- This event has passed.
“Explaining visual understanding: Learn to reason about the perceived world” – Talk by Prof. Gal Chechik
March 3, 2020 @ 2:00 pm - 3:00 pm IST
Part of The Israel Statistical Association workshop: Explainable AI (XAI) workshop
Title: Explaining visual understanding: Learn to reason about the perceived world.

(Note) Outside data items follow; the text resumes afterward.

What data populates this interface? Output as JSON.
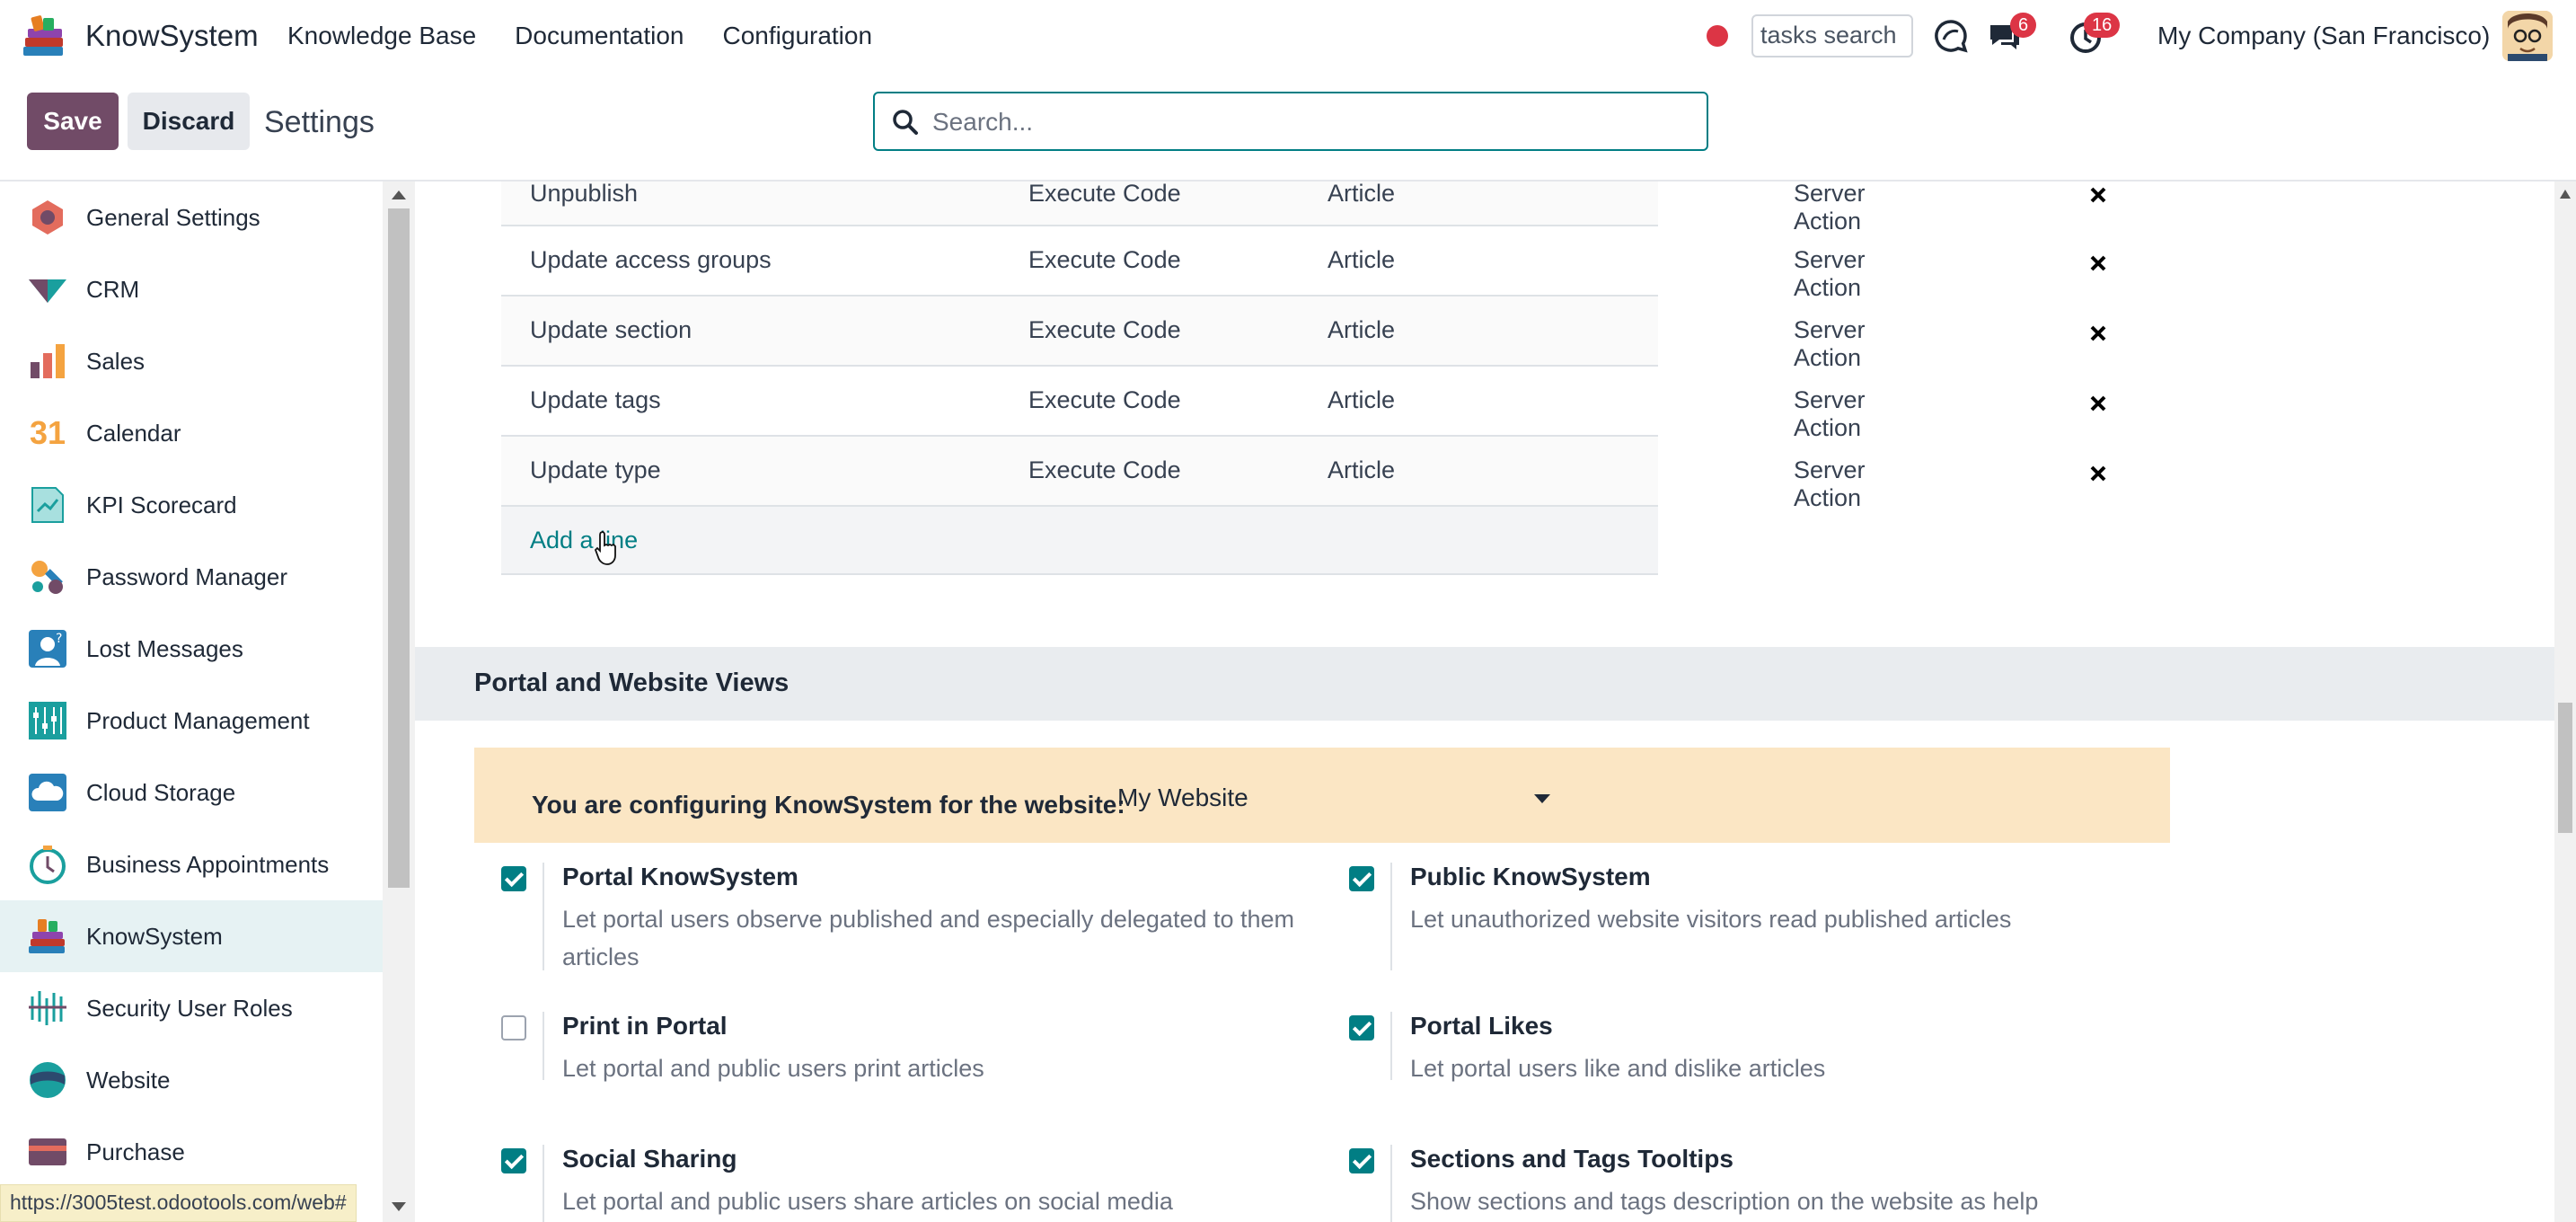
{
  "navbar": {
    "app_name": "KnowSystem",
    "menu": [
      "Knowledge Base",
      "Documentation",
      "Configuration"
    ],
    "task_search_placeholder": "tasks search",
    "messages_badge": "6",
    "activities_badge": "16",
    "company": "My Company (San Francisco)"
  },
  "control": {
    "save_label": "Save",
    "discard_label": "Discard",
    "title": "Settings",
    "search_placeholder": "Search..."
  },
  "sidebar": {
    "items": [
      {
        "label": "General Settings",
        "icon": "general-settings-icon"
      },
      {
        "label": "CRM",
        "icon": "crm-icon"
      },
      {
        "label": "Sales",
        "icon": "sales-icon"
      },
      {
        "label": "Calendar",
        "icon": "calendar-icon",
        "icon_text": "31"
      },
      {
        "label": "KPI Scorecard",
        "icon": "kpi-scorecard-icon"
      },
      {
        "label": "Password Manager",
        "icon": "password-manager-icon"
      },
      {
        "label": "Lost Messages",
        "icon": "lost-messages-icon"
      },
      {
        "label": "Product Management",
        "icon": "product-management-icon"
      },
      {
        "label": "Cloud Storage",
        "icon": "cloud-storage-icon"
      },
      {
        "label": "Business Appointments",
        "icon": "business-appointments-icon"
      },
      {
        "label": "KnowSystem",
        "icon": "knowsystem-icon",
        "active": true
      },
      {
        "label": "Security User Roles",
        "icon": "security-user-roles-icon"
      },
      {
        "label": "Website",
        "icon": "website-icon"
      },
      {
        "label": "Purchase",
        "icon": "purchase-icon"
      }
    ]
  },
  "status_url": "https://3005test.odootools.com/web#",
  "actions_table": {
    "rows": [
      {
        "name": "Unpublish",
        "type": "Execute Code",
        "model": "Article",
        "usage": "Server Action"
      },
      {
        "name": "Update access groups",
        "type": "Execute Code",
        "model": "Article",
        "usage": "Server Action"
      },
      {
        "name": "Update section",
        "type": "Execute Code",
        "model": "Article",
        "usage": "Server Action"
      },
      {
        "name": "Update tags",
        "type": "Execute Code",
        "model": "Article",
        "usage": "Server Action"
      },
      {
        "name": "Update type",
        "type": "Execute Code",
        "model": "Article",
        "usage": "Server Action"
      }
    ],
    "add_line_label": "Add a line"
  },
  "portal_section": {
    "title": "Portal and Website Views",
    "website_label": "You are configuring KnowSystem for the website:",
    "website_value": "My Website",
    "settings": [
      {
        "title": "Portal KnowSystem",
        "desc": "Let portal users observe published and especially delegated to them articles",
        "checked": true
      },
      {
        "title": "Public KnowSystem",
        "desc": "Let unauthorized website visitors read published articles",
        "checked": true
      },
      {
        "title": "Print in Portal",
        "desc": "Let portal and public users print articles",
        "checked": false
      },
      {
        "title": "Portal Likes",
        "desc": "Let portal users like and dislike articles",
        "checked": true
      },
      {
        "title": "Social Sharing",
        "desc": "Let portal and public users share articles on social media",
        "checked": true
      },
      {
        "title": "Sections and Tags Tooltips",
        "desc": "Show sections and tags description on the website as help",
        "checked": true
      }
    ]
  },
  "colors": {
    "brand": "#714b67",
    "accent": "#017e84",
    "badge": "#dc3545",
    "banner": "#fbe6c4"
  }
}
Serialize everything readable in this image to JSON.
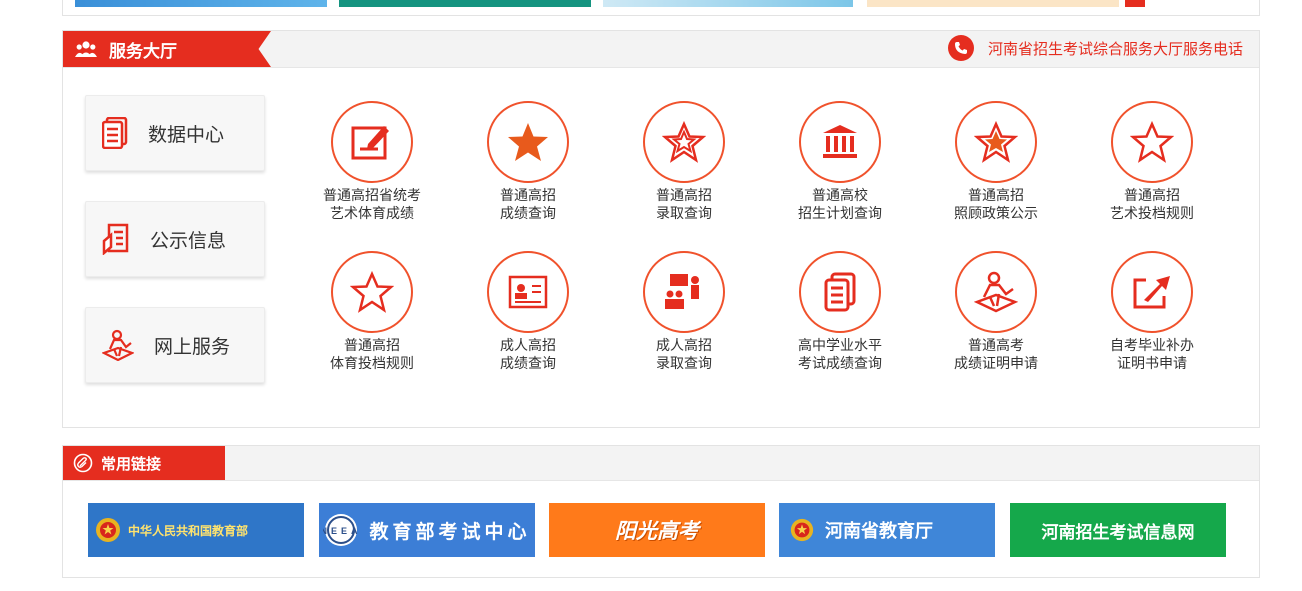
{
  "hall": {
    "title": "服务大厅",
    "hotline": "河南省招生考试综合服务大厅服务电话"
  },
  "side_menu": [
    {
      "label": "数据中心",
      "icon": "document-stack-icon"
    },
    {
      "label": "公示信息",
      "icon": "notice-icon"
    },
    {
      "label": "网上服务",
      "icon": "person-service-icon"
    }
  ],
  "services": [
    {
      "line1": "普通高招省统考",
      "line2": "艺术体育成绩",
      "icon": "edit-form-icon"
    },
    {
      "line1": "普通高招",
      "line2": "成绩查询",
      "icon": "filled-star-icon"
    },
    {
      "line1": "普通高招",
      "line2": "录取查询",
      "icon": "star-outline-icon"
    },
    {
      "line1": "普通高校",
      "line2": "招生计划查询",
      "icon": "institution-icon"
    },
    {
      "line1": "普通高招",
      "line2": "照顾政策公示",
      "icon": "star-badge-icon"
    },
    {
      "line1": "普通高招",
      "line2": "艺术投档规则",
      "icon": "star-outline-icon"
    },
    {
      "line1": "普通高招",
      "line2": "体育投档规则",
      "icon": "star-outline-icon"
    },
    {
      "line1": "成人高招",
      "line2": "成绩查询",
      "icon": "certificate-icon"
    },
    {
      "line1": "成人高招",
      "line2": "录取查询",
      "icon": "meeting-icon"
    },
    {
      "line1": "高中学业水平",
      "line2": "考试成绩查询",
      "icon": "document-stack-icon"
    },
    {
      "line1": "普通高考",
      "line2": "成绩证明申请",
      "icon": "person-service-icon"
    },
    {
      "line1": "自考毕业补办",
      "line2": "证明书申请",
      "icon": "share-arrow-icon"
    }
  ],
  "links": {
    "title": "常用链接",
    "items": [
      {
        "text": "中华人民共和国教育部",
        "bg": "#2f76c8"
      },
      {
        "text": "教育部考试中心",
        "bg": "#3c7ed6"
      },
      {
        "text": "阳光高考",
        "bg": "#ff7a1a"
      },
      {
        "text": "河南省教育厅",
        "bg": "#3f86d8"
      },
      {
        "text": "河南招生考试信息网",
        "bg": "#15a84b"
      }
    ]
  },
  "colors": {
    "accent": "#e52d1f",
    "icon_orange": "#f0522c"
  }
}
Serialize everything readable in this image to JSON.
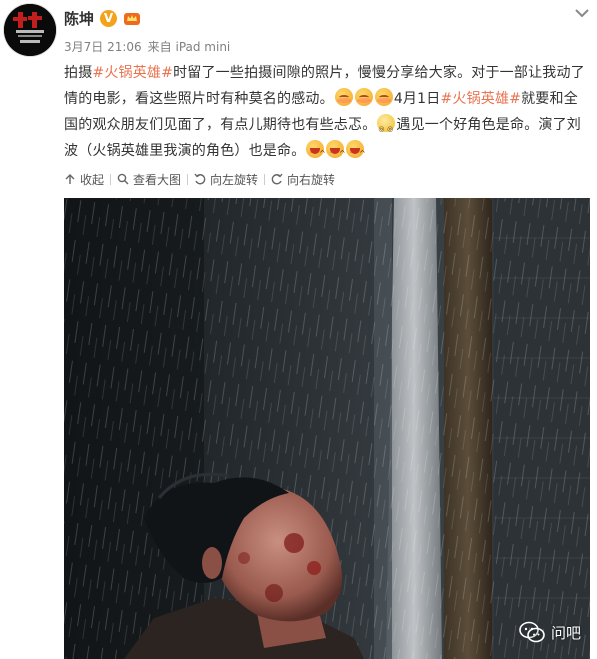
{
  "post": {
    "author": "陈坤",
    "verified_badge": "V",
    "timestamp": "3月7日 21:06",
    "source": "来自 iPad mini",
    "text_segments": [
      {
        "type": "text",
        "value": "拍摄"
      },
      {
        "type": "topic",
        "value": "#火锅英雄#"
      },
      {
        "type": "text",
        "value": "时留了一些拍摄间隙的照片，慢慢分享给大家。对于一部让我动了情的电影，看这些照片时有种莫名的感动。"
      },
      {
        "type": "emoji",
        "value": "blush"
      },
      {
        "type": "emoji",
        "value": "blush"
      },
      {
        "type": "emoji",
        "value": "blush"
      },
      {
        "type": "text",
        "value": "4月1日"
      },
      {
        "type": "topic",
        "value": "#火锅英雄#"
      },
      {
        "type": "text",
        "value": "就要和全国的观众朋友们见面了，有点儿期待也有些忐忑。"
      },
      {
        "type": "emoji",
        "value": "dizzy"
      },
      {
        "type": "text",
        "value": "遇见一个好角色是命。演了刘波（火锅英雄里我演的角色）也是命。"
      },
      {
        "type": "emoji",
        "value": "laugh"
      },
      {
        "type": "emoji",
        "value": "laugh"
      },
      {
        "type": "emoji",
        "value": "laugh"
      }
    ]
  },
  "toolbar": {
    "collapse_label": "收起",
    "view_large_label": "查看大图",
    "rotate_left_label": "向左旋转",
    "rotate_right_label": "向右旋转"
  },
  "watermark": {
    "label": "问吧"
  },
  "colors": {
    "topic": "#eb7350",
    "meta": "#808080",
    "badge": "#f5a21b"
  }
}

Speaker: Prof. Gal Chechik
AI aims to build systems that can interact with their environment, with people and with other agents in the real world. This vision poses hard algorithmic challenges for learning. Such systems are often required to learn to generalize effectively from few samples, to communicate their understanding in ways that are natural to people, and “use common sense” to take into account the unseen context of an image. I will discuss several research thrusts for facing these challenges. First, an unsupervised model of the expectations of a human listener that yields informative communication about images. Second, a cooperative learning algorithm to teach networks to communicate about images using natural language. Finally, I will discuss leveraging compositional structures in attribute space to learn from descriptions without any visual samples.
The work is a summary of a series of papers, done in collaboration with
Y. Atzmon, S. Bengio, L. Bracha, J. Berant, A. Globerson, R. Hertzig, K. Murphi, D. Parikh, M. Raboh, R. Vednatam, G. Vered,
Gal Chechik is an Assoc. Prof at the Gonda Brain Institute at Bar-Ilan University and a director of AI research at NVIDIA. His current research spans learning in brains and machines, including large-scale learning algorithms for machine perception, and analysis of changes of mammalian brains. In 2018, Gal joined NVIDIA as the founder and head of nvidia’s research in Israel. Prior to that, Gal was a staff research scientist at Google Brain and Google research developing large-scale algorithms for machine perception, used by millions daily. Gal earned his PhD in 2004 from the Hebrew University, and completed his postdoctoral training at Stanford CS department. In 2009, he started the learning systems lab at the Gonda center of Bar Ilan university, and was appointed an associate professor in 2013 Gal authored ~85 refereed publications, ~35 patents, including publications in Nature Biotechnology, Cell and PNAS.